セミの抜け殻

 はなぐみの大きな窓から外を眺める子どもたち。「今日は雨降ってないね」と話していると、「お外行こう」「セミの抜け殻探す!」という声が聞こえてきた。

 昨日は雨が降ってしまい、セミの抜け殻探しを中断したことをしっかりと覚えていたのだ。保育者がセミの羽化について描かれている絵本「とくべつなよる」読み始めると、真剣に聞き入る子どもたち。

 セミの抜け殻について、ますます関心が出てきたようで、「早く行こう」「セミの抜け殻見つける」と意欲的な言葉が出てくる。

 早速、園の裏手へ出発!抜け殻を入れるためのビニール袋を握りしめ、心なしかいつもより大股でしっかりとした足取りだ。

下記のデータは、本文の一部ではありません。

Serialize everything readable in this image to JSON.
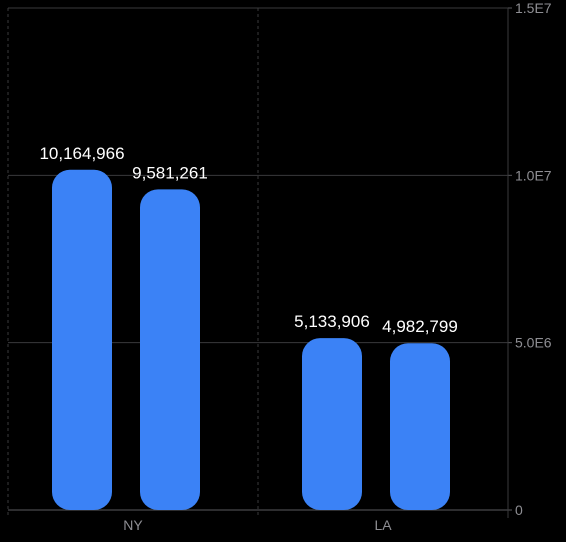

今日こそはセミの抜け殻を取ってこようという意気込みが感じられる。

 園舎の角を曲がったあたりで、最初の抜け殻を発見した。抜け殻を囲むように集まる子どもたち。ところが誰も触ろうとしない。抜け殻を取り囲むようにして見つめている。

 先ほどの絵本の中で、セミの幼虫が歩いて登っている姿を見たからか、目の前の抜け殻が、まだ生きていると思っているのかもしれない。

 「触ってみたら?」「中に入っているかな?」という保育者の言葉に、そうっと手を伸ばしたり、引っ込めたり。何度か繰り返してようやく手に取ることができた。背中の割れ目から中を覗き込み、「入ってないよ」と友だちに伝えている。

 園の裏門周辺へ行くと、沢山のセミの抜け殻が塀に付いているのを発見し、驚く子どもたち。笑顔で指差し、うわずった声で伝える子もいれば、予想より沢山いたことに驚いて、少し後退りながら見つめる子もいる。

 それでも皆一様に興味津々で、間近で見ようと斜面を登ってくる。

 楽しみにしていたセミの抜け殻が目の前にある。もう少しで触れそうなくらいまで手を伸ばすが、触れそうになると、体を震わせるようにして慌てて手を引っ込める。取りたいのに、なかなか勇気が出ないもどかしさ。

 近くにいる友だちの腕を掴んで、取って欲しいと訴える。頼まれた子も、さっきまで同じように手を出したり引っ込めたりしていたのだが、頼られたことで勇気が湧いたのか、表情が変わった。目に力を込めて抜け殻を見つめると、エイッと引っ張った。案外簡単に、板から抜け殻が外れ、ホッとした表情で友だちのビニール袋の中へと入れる。

 すると何人かの子どもたちが、同じように取ることができるようになると、取った抜け殻を気前よく友だちの袋に入れてあげていた。

 園庭へ戻ると、他のクラスの保育者やにじぐみの子どもたちに、取ってきた抜け殻を披露していた。「すごいね」「沢山あるね」と称賛の言葉を聞き、自信あふれる表情で袋を広げて見せていた。

 取った抜け殻を友だちの袋に入れてあげた子も、交渉をして、それを取ってもらった子も、自分の思いを伝え合って共に目的を達成できた喜びを、みんなに知らせているようだった。

 室内では、出発前に読んだ絵本をもう一度広げて、じっくりと観察する姿があった。外では触るのを怖がっていた子も、テーブルの上に置かれた抜け殻は難なく触ることができていた。まだ木に付いたままの抜け殻には、まだ命を感じるのかもしれない。こうやって自然に触れる体験を大事にしていきたいと思った。